James Madison likewise affirmed the essential connection between religion and morality: “The belief in a God All Powerful, wise, and good is. . . essential to the moral order of the world and to the happiness of man. . . .”
John Adams believed that “the doctrine of a supreme, intelligent, wise, almighty sovereign of the universe,” a doctrine he credited to Judaism, was the “great essential principle of all morality, and consequently of all civilization.” And he applied this thinking specifically to the new nation he helped to create: “Our Constitution,” he said, “was made only for a moral and religious people. It is wholly inadequate to the government of any other.”
As President, he replied to a letter from university students in a way that would surprise many today: “Science, liberty, and religion . . . have an inseparable union. Without their joint influence no society can be great, flourishing, or happy.”
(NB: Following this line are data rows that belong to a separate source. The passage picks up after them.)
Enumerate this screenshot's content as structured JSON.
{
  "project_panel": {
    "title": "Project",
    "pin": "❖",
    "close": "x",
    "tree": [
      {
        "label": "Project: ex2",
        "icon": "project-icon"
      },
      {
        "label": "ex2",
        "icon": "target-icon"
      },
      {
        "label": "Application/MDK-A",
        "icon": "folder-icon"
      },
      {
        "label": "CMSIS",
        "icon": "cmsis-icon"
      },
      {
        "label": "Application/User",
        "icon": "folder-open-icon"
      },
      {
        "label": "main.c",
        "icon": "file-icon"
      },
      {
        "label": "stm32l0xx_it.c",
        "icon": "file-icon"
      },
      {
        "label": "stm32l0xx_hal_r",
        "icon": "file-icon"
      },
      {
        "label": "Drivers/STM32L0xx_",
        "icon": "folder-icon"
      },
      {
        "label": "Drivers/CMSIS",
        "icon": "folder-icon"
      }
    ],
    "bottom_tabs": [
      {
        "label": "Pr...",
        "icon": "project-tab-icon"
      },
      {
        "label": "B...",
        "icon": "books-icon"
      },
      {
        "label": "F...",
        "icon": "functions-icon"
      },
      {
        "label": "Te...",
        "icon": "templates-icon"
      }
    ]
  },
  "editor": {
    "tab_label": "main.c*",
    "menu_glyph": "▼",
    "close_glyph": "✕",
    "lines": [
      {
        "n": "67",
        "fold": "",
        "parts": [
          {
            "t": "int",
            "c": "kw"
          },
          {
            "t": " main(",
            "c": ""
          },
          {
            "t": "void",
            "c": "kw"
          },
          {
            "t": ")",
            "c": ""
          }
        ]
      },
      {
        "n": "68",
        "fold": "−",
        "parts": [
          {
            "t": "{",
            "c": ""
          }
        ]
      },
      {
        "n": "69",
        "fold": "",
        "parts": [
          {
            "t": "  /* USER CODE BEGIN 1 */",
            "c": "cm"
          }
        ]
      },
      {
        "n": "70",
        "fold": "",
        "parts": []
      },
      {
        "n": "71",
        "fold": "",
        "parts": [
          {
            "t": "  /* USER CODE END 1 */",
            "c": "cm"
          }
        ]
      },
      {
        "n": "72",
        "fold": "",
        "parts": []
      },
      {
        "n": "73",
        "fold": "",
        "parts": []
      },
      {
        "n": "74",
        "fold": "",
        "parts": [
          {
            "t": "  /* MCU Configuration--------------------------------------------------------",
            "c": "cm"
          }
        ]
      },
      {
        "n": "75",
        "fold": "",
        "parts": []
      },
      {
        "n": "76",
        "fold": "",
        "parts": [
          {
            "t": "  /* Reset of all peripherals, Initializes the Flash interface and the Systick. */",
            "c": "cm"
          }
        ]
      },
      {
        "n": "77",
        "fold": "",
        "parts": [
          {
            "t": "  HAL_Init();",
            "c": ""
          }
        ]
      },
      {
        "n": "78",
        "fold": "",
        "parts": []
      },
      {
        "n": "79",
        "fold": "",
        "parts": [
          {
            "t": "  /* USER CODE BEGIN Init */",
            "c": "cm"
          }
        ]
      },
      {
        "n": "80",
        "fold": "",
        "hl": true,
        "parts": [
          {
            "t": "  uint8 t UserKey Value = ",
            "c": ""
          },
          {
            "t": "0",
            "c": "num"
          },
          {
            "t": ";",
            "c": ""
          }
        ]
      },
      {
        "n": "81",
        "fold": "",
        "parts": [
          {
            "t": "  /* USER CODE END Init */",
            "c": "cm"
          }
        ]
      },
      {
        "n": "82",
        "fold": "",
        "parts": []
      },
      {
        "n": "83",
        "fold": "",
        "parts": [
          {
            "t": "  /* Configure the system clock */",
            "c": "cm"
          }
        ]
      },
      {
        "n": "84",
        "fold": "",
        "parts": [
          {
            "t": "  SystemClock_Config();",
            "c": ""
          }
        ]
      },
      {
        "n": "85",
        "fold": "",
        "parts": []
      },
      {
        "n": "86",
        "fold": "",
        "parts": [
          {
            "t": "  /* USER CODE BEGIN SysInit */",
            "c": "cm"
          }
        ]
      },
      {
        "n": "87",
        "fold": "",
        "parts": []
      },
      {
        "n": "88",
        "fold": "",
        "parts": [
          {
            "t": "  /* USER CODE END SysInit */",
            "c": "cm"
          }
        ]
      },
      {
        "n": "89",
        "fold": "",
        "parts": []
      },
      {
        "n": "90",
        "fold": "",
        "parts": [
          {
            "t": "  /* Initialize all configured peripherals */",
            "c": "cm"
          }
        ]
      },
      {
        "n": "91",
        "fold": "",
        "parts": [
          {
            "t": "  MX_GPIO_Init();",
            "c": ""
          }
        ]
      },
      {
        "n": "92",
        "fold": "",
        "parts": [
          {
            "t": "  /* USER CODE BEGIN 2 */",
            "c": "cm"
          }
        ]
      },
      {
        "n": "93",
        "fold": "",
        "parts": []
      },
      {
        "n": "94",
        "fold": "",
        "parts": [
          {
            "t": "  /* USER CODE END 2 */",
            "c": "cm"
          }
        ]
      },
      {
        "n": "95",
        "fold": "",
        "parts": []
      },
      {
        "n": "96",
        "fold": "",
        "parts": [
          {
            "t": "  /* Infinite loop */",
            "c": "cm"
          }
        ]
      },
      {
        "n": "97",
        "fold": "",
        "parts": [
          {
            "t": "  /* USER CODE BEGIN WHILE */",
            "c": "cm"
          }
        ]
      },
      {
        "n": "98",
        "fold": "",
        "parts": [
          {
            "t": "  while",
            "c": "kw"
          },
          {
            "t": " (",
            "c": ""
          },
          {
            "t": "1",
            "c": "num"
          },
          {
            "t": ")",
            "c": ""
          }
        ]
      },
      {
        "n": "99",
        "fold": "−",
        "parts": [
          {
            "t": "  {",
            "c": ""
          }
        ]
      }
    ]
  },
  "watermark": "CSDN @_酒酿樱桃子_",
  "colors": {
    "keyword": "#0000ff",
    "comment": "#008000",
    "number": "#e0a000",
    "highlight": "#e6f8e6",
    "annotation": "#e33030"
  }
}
Meanwhile another Founder, Alexander Hamilton, looked at the French Revolution and saw something much different. That revolution, unlike the American Revolution, had devolved into violence and chaos. Hamilton believed he understood why. The anti-religious force it unleashed, he wrote, “annihilates the foundations of social order and true liberty, confounds all moral distinctions and substitutes [for] the mild and beneficent religion of the Gospel a gloomy, persecuting, and desolating atheism.”
For the Founders, a free society divorced from religion simply could not work and would not survive. It is no wonder then that in his Farewell Address, George Washington chastised those who would claim to be patriots, and yet undermine the influence of religion: “Of all the dispositions and habits which lead to political prosperity, religion and morality are indispensable supports. In vain would that man claim the tribute of patriotism, who should labor to subvert these great pillars of human happiness, these firmest props of the duties of men and citizens.”
The Founders did not demand that anyone believe in any particular religion or even in God – quite the contrary. But while they understood the value of a secular government, they feared a secular society – one without religion.
So should we.
I’m Joshua Charles, writer and researcher at the Museum of the Bible, for Prager University.